Writing for your audience
- Vinay Payyapilly
- Jun 30
- 2 min read
Updated: Jul 1
Talk to any technical writer or product documentor about documentation processes and audience analysis comes up without fail. One look at the documentation and you can see that none of the learnings from the analysis were applied. I see a few errors crop up consistently.

Explaining things the user already knows. It is easy to see where this comes from. The feature is planned by a product manager, designed by a UX designer, built by a software engineer, and documented by a technical writer, none of whom belong to the world inhabited by the user/reader. What may be new or interesting information to us, is not necessarily new or interesting to the reader. It’s like describing water to a fish. I have seen documentation that describes the GST number field in a software aimed at accountants. This is noise. The cost of the three or four sentences in the documentation is felt in multiple ways. For one, the user is irritated at having to wade through information that is obvious to her. It increases translation costs. It increases maintenance overheads.

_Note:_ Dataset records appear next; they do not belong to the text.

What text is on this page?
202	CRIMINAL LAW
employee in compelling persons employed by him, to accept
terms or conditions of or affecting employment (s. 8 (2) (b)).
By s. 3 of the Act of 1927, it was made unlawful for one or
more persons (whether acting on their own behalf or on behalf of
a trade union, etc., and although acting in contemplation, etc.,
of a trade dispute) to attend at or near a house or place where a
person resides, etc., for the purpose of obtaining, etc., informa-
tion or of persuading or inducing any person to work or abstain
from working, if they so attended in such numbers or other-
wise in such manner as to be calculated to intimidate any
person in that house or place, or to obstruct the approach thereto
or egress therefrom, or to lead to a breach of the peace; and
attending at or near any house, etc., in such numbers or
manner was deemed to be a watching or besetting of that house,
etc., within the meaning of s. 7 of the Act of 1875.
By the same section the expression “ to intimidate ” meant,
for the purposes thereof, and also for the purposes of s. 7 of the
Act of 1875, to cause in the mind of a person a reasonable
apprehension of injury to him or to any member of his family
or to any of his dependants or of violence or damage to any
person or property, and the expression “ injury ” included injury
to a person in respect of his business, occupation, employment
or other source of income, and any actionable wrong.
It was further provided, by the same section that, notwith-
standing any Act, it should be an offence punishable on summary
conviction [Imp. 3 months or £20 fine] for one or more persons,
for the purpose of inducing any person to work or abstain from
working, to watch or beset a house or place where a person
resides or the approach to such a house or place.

Explaining things the user has no control over. This usually comes from someone in the product team being extremely proud of their work and wanting to showcase it. Again, this is noise that the user has to wade through before getting to the interesting stuff. I recently came across a user manual article explaining the algorithm used to make a feature work. As I read it, I assumed that the user would need to choose one of multiple options. But that was it. There was no option to choose. This was the algorithm for the feature, the user had no agency here. So why tell them about it?
Not explaining things that are not obvious. This comes from the assumption that the user knows that the product team knows. I was using a software that allowed a business owner to track collection information from various outlets. On the page where you can create a new outlet, there is a Transaction Series field. The instruction just tells you to select an existing series or to create a new one. But nowhere does it tell you what the field does. Here is the field description table for the form.
Field | Description |
Outlet name | Name of the outlet |
Manager name | Name of the manager |
Opening date | Date on which the outlet was opened |
GST number | GST number under which the outlet is registered |
Transaction series | Transaction series to use for the outlet. |
42 words of noise. Instead, all this page really required was:
Enter the required information. Transaction series is a sequence of characters that will precede the invoice number. For example, for the Gachibowli store, you might want to place GAC_ before every invoice number issued from that store - GAC_001, GAC_002, and so on.
42 words of useful information.
First the education system, then misaligned incentives at organizations have pushed us to normalize writing more words over writing the right words. It is such a cliche that the users’ needs take priority over everything else. But until we internalize it, we are most certainly breaking a golden rule in every article we produce.